Managing Grade Expectation
California student recently sued his school and teacher for earning grade of C+;see link below. How can we manage student grade expectation because everyone expects to make "A" even with mediocre performance?
http://abcnews.go.com/blogs/headlines/2012/07/calif-student-sues-teacher-district-over-c-grade/
Grace,
Specific and timely feedback is the standard. Specificity significantly enhances student learning.
Dr. S. David Vaillancourt
I would like to speak to the "grey area" here that Christopher has mentioned. The stronger my rubric the less shades of grey exist. I have found that when I am general in my assessment or feedback - I have opened up a grey area for the student.

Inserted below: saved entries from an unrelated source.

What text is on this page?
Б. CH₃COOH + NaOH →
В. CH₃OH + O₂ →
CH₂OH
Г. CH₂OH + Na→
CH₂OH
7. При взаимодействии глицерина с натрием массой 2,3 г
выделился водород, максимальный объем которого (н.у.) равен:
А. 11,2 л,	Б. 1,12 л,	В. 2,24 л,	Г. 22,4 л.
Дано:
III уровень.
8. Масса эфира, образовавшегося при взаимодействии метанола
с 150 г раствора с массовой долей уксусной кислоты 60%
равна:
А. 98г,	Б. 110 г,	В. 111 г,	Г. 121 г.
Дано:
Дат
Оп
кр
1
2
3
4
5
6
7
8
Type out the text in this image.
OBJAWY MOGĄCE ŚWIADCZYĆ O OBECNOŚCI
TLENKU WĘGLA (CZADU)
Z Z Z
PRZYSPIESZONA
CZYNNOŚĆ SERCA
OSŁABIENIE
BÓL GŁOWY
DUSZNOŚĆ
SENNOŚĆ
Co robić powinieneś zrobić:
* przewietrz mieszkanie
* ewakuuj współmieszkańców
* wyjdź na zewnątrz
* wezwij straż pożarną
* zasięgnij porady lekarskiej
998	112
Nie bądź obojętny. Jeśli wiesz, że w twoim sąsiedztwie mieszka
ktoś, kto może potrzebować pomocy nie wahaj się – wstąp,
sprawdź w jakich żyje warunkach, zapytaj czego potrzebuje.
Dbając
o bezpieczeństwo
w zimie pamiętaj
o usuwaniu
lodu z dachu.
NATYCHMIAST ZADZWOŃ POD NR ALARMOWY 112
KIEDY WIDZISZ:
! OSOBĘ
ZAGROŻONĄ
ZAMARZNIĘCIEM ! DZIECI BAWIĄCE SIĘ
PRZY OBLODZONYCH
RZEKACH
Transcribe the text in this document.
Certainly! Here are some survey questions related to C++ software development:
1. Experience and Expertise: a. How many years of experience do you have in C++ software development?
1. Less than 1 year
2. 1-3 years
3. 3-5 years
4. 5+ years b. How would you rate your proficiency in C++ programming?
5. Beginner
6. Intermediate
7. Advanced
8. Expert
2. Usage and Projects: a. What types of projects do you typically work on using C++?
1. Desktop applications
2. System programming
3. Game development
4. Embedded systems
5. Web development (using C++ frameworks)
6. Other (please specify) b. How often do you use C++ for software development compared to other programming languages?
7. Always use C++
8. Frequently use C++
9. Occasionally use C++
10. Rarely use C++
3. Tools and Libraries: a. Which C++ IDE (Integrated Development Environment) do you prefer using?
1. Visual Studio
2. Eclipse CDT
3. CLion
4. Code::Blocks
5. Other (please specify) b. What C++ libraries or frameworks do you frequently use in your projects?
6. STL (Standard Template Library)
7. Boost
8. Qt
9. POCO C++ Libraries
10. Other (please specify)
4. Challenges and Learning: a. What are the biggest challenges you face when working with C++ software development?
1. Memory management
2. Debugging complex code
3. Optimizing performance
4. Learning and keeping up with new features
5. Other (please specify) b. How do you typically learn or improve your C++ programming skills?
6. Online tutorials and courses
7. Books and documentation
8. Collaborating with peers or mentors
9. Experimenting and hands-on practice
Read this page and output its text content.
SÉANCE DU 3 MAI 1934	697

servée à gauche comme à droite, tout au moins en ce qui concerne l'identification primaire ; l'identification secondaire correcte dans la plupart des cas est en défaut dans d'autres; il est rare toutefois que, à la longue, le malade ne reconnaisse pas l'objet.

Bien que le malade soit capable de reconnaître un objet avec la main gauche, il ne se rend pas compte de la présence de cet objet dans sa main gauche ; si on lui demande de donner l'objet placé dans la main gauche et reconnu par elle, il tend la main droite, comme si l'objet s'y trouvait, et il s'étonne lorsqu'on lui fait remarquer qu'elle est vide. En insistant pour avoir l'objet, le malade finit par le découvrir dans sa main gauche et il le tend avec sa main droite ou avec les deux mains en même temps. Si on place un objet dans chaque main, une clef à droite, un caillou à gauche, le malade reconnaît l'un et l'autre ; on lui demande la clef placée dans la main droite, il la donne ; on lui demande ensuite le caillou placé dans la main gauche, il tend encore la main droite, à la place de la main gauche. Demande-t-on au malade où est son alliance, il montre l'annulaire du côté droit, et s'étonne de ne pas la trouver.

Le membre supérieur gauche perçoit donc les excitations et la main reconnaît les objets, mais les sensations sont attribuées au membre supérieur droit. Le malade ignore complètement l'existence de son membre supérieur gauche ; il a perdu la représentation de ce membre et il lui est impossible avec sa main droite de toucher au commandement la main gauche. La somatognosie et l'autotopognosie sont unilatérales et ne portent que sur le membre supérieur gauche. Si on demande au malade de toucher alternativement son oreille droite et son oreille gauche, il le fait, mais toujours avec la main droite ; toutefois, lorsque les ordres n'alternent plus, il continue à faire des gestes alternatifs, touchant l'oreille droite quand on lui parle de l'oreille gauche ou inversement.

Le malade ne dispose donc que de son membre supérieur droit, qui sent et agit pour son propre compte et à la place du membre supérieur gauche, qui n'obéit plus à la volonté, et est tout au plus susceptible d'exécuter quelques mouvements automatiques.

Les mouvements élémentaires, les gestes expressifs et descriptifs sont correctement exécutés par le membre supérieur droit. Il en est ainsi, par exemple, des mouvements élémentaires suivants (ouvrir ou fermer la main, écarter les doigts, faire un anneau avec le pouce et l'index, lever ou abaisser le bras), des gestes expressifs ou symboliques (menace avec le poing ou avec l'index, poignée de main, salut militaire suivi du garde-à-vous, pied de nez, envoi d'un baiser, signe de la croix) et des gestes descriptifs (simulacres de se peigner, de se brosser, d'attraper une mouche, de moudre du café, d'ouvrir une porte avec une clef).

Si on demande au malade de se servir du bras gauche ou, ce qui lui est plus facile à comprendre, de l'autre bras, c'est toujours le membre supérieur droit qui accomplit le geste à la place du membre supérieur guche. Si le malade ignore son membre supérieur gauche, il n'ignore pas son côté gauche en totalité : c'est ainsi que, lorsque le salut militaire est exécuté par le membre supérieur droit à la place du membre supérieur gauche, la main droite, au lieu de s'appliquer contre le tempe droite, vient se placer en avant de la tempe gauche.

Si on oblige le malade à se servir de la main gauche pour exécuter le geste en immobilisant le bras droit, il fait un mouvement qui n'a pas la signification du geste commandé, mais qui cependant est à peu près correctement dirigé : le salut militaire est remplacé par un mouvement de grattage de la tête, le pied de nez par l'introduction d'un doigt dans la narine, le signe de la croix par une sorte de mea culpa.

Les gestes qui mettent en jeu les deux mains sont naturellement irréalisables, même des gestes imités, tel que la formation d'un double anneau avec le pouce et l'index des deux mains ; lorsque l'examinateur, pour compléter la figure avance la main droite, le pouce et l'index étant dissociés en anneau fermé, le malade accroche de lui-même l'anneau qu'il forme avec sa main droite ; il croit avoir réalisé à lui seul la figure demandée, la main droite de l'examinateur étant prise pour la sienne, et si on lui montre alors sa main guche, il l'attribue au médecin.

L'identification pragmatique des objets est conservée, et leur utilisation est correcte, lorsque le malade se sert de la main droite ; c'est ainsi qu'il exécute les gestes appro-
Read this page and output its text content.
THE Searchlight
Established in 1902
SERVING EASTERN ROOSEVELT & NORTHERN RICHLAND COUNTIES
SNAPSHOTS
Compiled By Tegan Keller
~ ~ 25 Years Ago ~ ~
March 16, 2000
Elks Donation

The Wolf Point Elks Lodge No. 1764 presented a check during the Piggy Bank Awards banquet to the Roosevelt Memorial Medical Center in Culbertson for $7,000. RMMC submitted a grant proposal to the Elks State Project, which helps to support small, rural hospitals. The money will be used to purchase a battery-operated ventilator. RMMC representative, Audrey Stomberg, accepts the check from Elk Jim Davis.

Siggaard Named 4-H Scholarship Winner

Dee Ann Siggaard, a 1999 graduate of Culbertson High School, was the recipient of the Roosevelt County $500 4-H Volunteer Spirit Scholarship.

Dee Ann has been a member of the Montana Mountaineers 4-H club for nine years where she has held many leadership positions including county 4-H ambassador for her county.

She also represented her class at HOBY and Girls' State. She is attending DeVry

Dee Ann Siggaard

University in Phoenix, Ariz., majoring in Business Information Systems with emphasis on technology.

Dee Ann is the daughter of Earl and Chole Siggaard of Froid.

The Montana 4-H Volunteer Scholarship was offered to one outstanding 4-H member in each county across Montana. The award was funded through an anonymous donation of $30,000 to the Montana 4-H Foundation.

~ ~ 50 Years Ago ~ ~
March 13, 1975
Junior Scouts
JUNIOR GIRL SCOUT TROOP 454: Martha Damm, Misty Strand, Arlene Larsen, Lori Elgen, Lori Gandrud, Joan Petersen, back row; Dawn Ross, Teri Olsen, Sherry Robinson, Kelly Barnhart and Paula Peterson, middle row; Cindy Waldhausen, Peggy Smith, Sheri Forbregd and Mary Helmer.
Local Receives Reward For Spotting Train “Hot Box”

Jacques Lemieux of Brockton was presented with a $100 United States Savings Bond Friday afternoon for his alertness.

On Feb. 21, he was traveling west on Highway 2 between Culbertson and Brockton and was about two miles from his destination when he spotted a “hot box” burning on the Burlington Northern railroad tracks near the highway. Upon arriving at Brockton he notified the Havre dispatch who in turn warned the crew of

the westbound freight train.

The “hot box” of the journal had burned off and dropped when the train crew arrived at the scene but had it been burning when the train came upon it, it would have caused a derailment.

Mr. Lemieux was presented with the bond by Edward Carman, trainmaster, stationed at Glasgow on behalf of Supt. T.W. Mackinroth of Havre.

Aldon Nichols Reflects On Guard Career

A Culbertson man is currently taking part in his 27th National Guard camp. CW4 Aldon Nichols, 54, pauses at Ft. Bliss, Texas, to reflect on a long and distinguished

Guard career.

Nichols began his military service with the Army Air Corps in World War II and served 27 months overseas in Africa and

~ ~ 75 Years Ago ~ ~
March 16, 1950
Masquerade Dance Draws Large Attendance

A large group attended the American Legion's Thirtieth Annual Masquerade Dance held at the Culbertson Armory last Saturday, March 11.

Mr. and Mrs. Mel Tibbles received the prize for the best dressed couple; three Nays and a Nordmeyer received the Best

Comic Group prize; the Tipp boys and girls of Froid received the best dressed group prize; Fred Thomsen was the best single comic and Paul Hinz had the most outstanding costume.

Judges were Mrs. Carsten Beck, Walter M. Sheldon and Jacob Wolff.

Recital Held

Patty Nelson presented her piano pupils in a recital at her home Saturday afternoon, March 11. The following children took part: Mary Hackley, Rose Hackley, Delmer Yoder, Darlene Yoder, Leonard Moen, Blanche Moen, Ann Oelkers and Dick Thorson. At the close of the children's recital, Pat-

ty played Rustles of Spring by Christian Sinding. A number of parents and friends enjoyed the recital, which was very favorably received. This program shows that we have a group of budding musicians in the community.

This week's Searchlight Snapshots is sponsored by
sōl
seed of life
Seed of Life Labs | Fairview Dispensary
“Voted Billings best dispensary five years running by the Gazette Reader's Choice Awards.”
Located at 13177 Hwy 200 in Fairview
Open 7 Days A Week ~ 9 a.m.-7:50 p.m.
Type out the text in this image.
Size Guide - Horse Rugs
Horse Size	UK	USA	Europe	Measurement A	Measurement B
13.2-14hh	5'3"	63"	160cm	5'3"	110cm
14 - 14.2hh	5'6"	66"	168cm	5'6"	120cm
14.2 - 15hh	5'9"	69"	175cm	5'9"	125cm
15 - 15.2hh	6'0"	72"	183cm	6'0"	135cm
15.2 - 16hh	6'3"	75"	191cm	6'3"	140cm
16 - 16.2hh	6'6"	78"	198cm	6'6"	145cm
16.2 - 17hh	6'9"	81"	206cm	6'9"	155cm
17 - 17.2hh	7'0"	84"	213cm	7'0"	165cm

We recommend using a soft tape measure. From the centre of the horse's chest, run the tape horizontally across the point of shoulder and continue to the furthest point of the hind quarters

When I specifically state in the grading feedback that the points that have been deducted are for 1) mechanics - grammar and spelling 2) APA criteria not being adhered to 3) content - not substantive in discussion and analysis 4) format (no title page no abstract, no headings and have listed the actual points deducted for each - I have left no room for grey area.
Christopher,
You brought up many good points. Do you have an opinion about ways to enhance the objectivity? Thank you for your contribution.
Dr. S. David Vaillancourt
I agree that the rubric needs to be detailed and explain the grading. The difficulty is that in a lot of assignments there is still a high degree of subjectivity that enters into the equation. A math question has only one correct response. Open ended questions that are used to spark the conversation often have "shades of grey" elements that are still graded at the sole discretion of the instructor; and as long as we have these grey areas we will most likely have students who feel their work merits a higher grade. Assessments need to be more objective than subjective; in doing so the expectations may be more appropriately set and measured.
Austin,
Thank you very much for your several insightful contributions to this forum.
Dr. S. David Vaillancourt
Dr. Vaillancourt.
Thank you for your very informative perspective on this very relevant academic topic.
Austin
Austin,
This is another of your VERY good discussion posting here that (IMHO) do not have singular, straightforward answers. My 'quick-n-dirty' answer to this one is that we continue to clearly document the rubric for each assignment and provide it to the students to accurately set expectation. Then when all of the 'experts' assisting in the case review the materials, there should be no question that the student's performance deserved the grade as it was assigned. The final answer is, of course, anyone can sue anyone for anything they desire in today's society, as long as the court deems the case to be reasonable for trial. Each individual case has to stand on its own merits.